For recycling, Washington County has decided on a middle ground between doing nothing and making it a mandatory, tax-supported service.
Washington County Administrator Gregory B. Murray said the county asked local trash haulers about the possibility of recycling-only curbside pickup, instead of offering it as part of trash-hauling package. Allied Waste responded and was invited to make a presentation on the program to the county commissioners, he said.
Allied proceeded with a controversial “opt-out” program, in which recycling bins were delivered to households; residents had to contact the company if they wanted to refuse the paid service, which began in early June.
Other private haulers followed suit and also offered recycling-only curbside service.
The county also has removed recycling bins from public places, starting with county bins set up in the city of Hagerstown. Officials have said the bins became dumping grounds for bulk items and trash.
Cutting the financial drain
During an interview on Wednesday, Murray said the recycling program long has been a financial drain on the county. The county was spending more than $500,000 a year on it, based on how much it paid for each “pull,” the term to describe a hauler emptying a bin, he said.
Each pull cost the county $166.02, according to Sarah Lankford Sprecher, a county spokeswoman.
Recycling expenses are considered part of the overall cost of running the landfill.
The county took an additional financial hit this year when Waste Management stopped hauling trash from the city of Hagerstown to the county’s Forty West Landfill, which charges a tipping fee to haulers, Murray said. That was a loss of $600,000 in revenue, he said.
Murray said some people want the county to pay for a curbside recycling program, “but we’ve heard from more people who say, ‘Don’t raise my taxes.’”
At public meetings, over and over, residents have called for curbside recycling, Commissioner William B. McKinley said.
“If we can do this in a way that we don’t lose money, I’d rather do that,” he said.
McKinley said most of the recent complaints have been about the county charging $36 for households per year for a permit to drop recyclables at the landfill or the transfer stations.

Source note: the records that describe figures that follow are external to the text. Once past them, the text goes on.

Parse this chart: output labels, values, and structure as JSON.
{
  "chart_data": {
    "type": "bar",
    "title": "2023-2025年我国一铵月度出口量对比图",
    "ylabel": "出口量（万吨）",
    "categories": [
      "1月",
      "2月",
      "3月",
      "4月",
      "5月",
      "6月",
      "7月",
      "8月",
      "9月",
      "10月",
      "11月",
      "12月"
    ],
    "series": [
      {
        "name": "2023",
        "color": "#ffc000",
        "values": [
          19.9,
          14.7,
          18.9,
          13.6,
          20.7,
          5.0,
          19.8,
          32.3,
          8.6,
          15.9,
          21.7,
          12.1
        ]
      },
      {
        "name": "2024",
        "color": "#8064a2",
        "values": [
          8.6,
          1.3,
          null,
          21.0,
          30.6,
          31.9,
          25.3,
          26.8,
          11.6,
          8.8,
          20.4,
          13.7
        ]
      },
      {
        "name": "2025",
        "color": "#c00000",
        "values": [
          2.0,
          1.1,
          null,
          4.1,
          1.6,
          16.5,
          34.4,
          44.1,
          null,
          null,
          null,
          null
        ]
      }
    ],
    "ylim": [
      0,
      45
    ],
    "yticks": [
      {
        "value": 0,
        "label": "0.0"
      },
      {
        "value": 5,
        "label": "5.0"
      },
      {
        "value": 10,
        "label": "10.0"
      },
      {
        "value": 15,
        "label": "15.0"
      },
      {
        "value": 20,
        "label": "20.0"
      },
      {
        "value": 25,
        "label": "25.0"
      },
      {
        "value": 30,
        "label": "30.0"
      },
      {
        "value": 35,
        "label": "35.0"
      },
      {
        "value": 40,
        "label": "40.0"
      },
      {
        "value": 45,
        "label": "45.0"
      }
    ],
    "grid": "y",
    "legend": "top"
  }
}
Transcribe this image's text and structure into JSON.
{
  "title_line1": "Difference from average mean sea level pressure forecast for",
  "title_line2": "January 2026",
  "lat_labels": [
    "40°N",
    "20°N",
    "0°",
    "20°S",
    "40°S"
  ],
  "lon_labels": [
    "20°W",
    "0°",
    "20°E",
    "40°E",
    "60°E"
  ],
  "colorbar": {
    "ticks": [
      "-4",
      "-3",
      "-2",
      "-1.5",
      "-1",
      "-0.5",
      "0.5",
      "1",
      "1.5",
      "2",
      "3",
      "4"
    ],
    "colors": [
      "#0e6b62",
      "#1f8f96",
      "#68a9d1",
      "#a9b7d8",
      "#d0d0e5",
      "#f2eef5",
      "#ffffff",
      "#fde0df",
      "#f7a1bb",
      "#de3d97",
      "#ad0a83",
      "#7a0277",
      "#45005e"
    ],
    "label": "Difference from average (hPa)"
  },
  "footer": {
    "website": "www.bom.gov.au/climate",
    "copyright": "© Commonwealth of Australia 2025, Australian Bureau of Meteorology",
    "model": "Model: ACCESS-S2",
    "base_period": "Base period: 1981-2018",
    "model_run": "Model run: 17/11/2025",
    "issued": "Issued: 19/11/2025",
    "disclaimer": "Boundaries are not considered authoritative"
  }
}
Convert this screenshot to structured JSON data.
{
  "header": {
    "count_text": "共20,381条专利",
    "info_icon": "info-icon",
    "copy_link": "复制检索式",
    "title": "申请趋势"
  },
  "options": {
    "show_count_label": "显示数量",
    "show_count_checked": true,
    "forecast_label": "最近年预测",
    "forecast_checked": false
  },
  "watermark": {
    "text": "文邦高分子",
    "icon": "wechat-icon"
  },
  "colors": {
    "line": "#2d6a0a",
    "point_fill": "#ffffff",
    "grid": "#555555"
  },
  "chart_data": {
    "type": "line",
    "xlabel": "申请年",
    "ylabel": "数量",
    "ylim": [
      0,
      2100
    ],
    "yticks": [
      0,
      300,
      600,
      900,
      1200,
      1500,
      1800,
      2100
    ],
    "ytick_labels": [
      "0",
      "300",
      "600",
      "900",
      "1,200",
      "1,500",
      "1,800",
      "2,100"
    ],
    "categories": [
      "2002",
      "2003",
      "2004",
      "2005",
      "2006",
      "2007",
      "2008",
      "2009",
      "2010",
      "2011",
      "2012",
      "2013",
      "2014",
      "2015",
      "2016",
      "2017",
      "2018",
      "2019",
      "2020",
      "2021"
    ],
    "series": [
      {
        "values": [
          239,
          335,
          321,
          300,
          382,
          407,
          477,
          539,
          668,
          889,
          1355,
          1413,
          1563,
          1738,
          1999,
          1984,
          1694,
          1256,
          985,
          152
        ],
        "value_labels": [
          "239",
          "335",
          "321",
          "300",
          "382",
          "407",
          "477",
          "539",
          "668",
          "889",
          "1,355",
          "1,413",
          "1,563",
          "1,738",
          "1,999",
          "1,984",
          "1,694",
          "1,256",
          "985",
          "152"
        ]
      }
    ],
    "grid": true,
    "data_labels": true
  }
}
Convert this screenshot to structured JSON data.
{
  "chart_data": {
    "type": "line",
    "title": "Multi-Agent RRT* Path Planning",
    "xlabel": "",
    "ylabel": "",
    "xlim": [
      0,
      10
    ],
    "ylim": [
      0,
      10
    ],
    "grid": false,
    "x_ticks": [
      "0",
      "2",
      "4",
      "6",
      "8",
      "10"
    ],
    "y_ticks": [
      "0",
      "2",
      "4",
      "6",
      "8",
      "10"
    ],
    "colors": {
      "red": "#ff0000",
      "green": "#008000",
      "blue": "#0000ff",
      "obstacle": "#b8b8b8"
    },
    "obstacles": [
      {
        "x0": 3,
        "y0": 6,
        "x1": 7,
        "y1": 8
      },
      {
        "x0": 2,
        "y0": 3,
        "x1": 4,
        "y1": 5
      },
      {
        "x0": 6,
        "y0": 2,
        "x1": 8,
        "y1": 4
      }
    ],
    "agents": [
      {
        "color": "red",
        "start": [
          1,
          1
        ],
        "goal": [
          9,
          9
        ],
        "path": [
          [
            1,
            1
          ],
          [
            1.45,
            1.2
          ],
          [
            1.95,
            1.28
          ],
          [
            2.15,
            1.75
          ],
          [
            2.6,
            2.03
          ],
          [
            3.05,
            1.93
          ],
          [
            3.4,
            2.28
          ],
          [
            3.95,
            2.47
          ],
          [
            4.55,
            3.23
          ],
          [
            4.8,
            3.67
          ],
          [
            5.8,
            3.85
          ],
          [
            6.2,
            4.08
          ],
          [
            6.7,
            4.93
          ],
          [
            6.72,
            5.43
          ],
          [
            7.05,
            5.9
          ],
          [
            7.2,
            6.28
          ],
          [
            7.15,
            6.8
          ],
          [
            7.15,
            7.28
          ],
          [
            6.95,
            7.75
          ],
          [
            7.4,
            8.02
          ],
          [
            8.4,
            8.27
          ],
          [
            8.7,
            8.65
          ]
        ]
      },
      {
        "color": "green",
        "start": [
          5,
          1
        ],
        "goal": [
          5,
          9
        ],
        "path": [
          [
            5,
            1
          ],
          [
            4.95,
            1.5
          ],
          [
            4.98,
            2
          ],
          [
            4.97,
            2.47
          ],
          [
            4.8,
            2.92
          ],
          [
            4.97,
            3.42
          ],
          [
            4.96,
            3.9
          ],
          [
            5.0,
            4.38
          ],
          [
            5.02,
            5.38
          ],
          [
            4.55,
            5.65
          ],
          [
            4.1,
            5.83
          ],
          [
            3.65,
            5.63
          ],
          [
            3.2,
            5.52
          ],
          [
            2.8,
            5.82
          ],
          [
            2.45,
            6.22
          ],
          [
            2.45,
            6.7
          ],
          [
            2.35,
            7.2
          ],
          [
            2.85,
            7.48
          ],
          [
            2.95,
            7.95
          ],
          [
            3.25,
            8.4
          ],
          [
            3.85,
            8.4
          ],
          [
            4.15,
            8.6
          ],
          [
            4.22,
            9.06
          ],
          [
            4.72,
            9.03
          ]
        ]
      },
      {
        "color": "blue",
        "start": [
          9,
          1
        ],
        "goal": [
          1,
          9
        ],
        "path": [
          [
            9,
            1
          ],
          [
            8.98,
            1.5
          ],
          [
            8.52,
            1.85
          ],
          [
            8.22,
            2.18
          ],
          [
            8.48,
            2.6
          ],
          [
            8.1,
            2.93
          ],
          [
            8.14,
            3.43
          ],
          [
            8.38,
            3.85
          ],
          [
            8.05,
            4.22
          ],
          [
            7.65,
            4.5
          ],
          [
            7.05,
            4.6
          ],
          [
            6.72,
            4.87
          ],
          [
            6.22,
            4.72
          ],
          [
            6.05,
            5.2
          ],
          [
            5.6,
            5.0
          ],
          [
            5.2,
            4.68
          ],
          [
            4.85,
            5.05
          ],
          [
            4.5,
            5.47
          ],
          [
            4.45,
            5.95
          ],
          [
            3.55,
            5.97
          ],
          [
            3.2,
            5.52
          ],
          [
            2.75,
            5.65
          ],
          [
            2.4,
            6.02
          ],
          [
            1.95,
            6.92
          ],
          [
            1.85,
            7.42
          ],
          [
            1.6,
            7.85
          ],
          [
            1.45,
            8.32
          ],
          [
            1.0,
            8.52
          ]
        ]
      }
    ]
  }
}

Initially, that permit only was offered to people who didn’t live in the area where Allied Waste offered curbside pickup of recyclables. But in June, the county commissioners amended the policy so the permit was available to all county residents.
As of Wednesday, 1,361 county residents had purchased the recycling-only permit to use the landfill or four transfer stations, Murray said.
The county charges $130 a year for a residential permit for full use of the landfill and the transfer stations, allowing the dropoff of trash and recyclables. Because the recycling component loses money, a county Solid Waste Advisory Committee recommended raising the cost of the permit to $200 per year, Murray said.